An icon is a small picture file. Icons are used to represent files, folders, applications, parts of your computer, and web pages. You can create icons for all these applications using Pixelshop!
Icon sizes range from 16 x 16 to 256 x 256 pixels, and can have several different color depths.

An icon shown in varying sizes in Windows XP.
Picture and icons. What’s the difference?
Icons are different from pictures and images for primarily two reasons: an icon usually contain several different images in the same file, and icons have standard square deminisons. With regular pictures, such as GIFs, JPG and others, you have an infinite number of sizes to choose from. With icons, all this is standardized, so everything is uniform and compatible.
Sizes and formats.
Because icons are used in several different ways, such as for programs and toolbar buttons, and on different hardware, you need to have different sizes and color depths.
Microsoft Windows has three common icon sizes, 16 x 16, 3 2x 32, and 48 x 48. You icon should contain these three sizes. Additional sizes are 24 x 24 (which are used in rare cases, such as a toolbar set to Large Icons), and 128 x 128, which is used as a thumbnail.
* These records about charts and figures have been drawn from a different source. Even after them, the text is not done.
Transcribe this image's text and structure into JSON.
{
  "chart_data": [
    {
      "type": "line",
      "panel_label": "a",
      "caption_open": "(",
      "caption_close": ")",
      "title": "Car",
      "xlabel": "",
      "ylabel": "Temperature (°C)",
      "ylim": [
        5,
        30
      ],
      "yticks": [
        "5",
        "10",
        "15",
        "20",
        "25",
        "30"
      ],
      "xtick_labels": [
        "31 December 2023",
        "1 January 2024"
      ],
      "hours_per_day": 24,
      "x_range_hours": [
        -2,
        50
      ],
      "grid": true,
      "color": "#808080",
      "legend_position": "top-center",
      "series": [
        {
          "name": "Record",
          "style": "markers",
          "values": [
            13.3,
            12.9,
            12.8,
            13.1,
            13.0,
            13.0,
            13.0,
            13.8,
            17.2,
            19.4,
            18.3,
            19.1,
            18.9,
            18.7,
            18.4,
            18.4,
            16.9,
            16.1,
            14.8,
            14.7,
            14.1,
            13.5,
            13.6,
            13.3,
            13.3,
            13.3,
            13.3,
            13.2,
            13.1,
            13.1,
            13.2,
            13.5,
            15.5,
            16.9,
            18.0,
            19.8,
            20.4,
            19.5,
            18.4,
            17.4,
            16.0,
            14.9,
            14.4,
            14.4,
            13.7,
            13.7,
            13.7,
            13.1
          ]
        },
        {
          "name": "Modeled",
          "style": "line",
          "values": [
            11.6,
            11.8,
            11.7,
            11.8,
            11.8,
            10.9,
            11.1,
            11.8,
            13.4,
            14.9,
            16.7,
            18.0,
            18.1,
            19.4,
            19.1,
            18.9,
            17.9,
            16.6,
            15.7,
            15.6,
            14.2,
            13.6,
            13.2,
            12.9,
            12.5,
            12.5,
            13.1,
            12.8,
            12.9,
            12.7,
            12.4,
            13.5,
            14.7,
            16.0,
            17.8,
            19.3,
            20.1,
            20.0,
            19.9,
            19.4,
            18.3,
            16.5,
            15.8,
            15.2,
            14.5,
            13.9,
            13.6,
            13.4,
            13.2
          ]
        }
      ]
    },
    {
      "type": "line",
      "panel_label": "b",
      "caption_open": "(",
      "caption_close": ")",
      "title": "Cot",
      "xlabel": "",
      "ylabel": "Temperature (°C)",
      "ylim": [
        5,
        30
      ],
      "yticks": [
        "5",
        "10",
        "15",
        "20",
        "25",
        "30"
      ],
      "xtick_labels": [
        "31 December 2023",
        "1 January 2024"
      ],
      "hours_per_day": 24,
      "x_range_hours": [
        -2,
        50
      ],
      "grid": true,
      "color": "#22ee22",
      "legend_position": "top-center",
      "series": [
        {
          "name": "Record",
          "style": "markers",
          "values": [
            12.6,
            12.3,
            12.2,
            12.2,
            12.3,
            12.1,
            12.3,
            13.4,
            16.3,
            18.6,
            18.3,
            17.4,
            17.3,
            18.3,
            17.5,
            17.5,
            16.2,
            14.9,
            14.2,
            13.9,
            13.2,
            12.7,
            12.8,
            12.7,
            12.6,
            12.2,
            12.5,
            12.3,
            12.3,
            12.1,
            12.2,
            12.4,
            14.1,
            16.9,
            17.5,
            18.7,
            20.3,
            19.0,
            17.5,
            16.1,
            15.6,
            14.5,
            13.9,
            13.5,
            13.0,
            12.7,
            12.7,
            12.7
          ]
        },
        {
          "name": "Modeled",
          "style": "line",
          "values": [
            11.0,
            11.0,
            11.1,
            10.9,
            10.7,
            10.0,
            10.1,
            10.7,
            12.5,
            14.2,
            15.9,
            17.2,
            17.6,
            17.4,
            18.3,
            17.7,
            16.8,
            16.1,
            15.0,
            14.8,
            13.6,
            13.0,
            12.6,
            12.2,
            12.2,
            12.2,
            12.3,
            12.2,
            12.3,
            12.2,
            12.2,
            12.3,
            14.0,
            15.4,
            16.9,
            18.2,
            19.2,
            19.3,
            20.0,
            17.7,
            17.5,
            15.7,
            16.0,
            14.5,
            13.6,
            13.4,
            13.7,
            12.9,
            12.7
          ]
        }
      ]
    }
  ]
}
The four most common sizes, 48x48, 32x32, 24x24, and 16x16
16 x 16 – Used for icons in toolbars (set to small icons), in the title bar of applications, the task bar, Widnows Explorer set to List. This is the size used for favicons.
24 x 24 – used primarly for toolbars (set to Large Icons) and the system (not applications or files) on the Start Menu. You don't actually create this size, as Windows shrinks the 32x32 icon for this size.
32 x 32 – this is the most common size, and is used everywhere, such as the Desktop, Start Mene, Windows Explorer, etc.
48 x 48 – used when set to Tile view in Windows Explorer, and if the computer is set to use larege icons.
Color depth is basically how many colors your icon has. Monochrome (black & white), 16 colors (predefined), 256 colors (definable), True Color (full RGB spectrum), and Alpha are the available color depths. Your icon should contain versions in 16 colors, 256 colors, and Alpha. Color depth is also measured in bits, i.e. how many bits each color uses. For example, Monochrome uses 1 bit, and 256 color icons use 8 bits. For more on the Alpha format, click here.

The five different color depth, Alpha, True Color, 256 Colors, 16 Colors, and Monochrome
Formats required
The icon sizes your icon should include depends on the application. Your icon can include more than the requirements, but the extra sizes will not be used.
Favicons:
You only need to include 16x16, but 32x32 or 48x48 can be included as well.
Windows XP applications or folders:
Your icon should contain a total of 9 separate icons, each in the three sizes and formats discussed above.
16 x 16, 16 Colors
16 x 16, 256 Colors
16 x 16, Alpha Colors
32 x 32, 16 Colors
32 x 32, 256 Colors
32 x 32, Alpha Colors
48 x 48, 16 Colors
48 x 48, 256 Colors
48 x 48, Alpha

The 9 formats and sizes your icon should contain.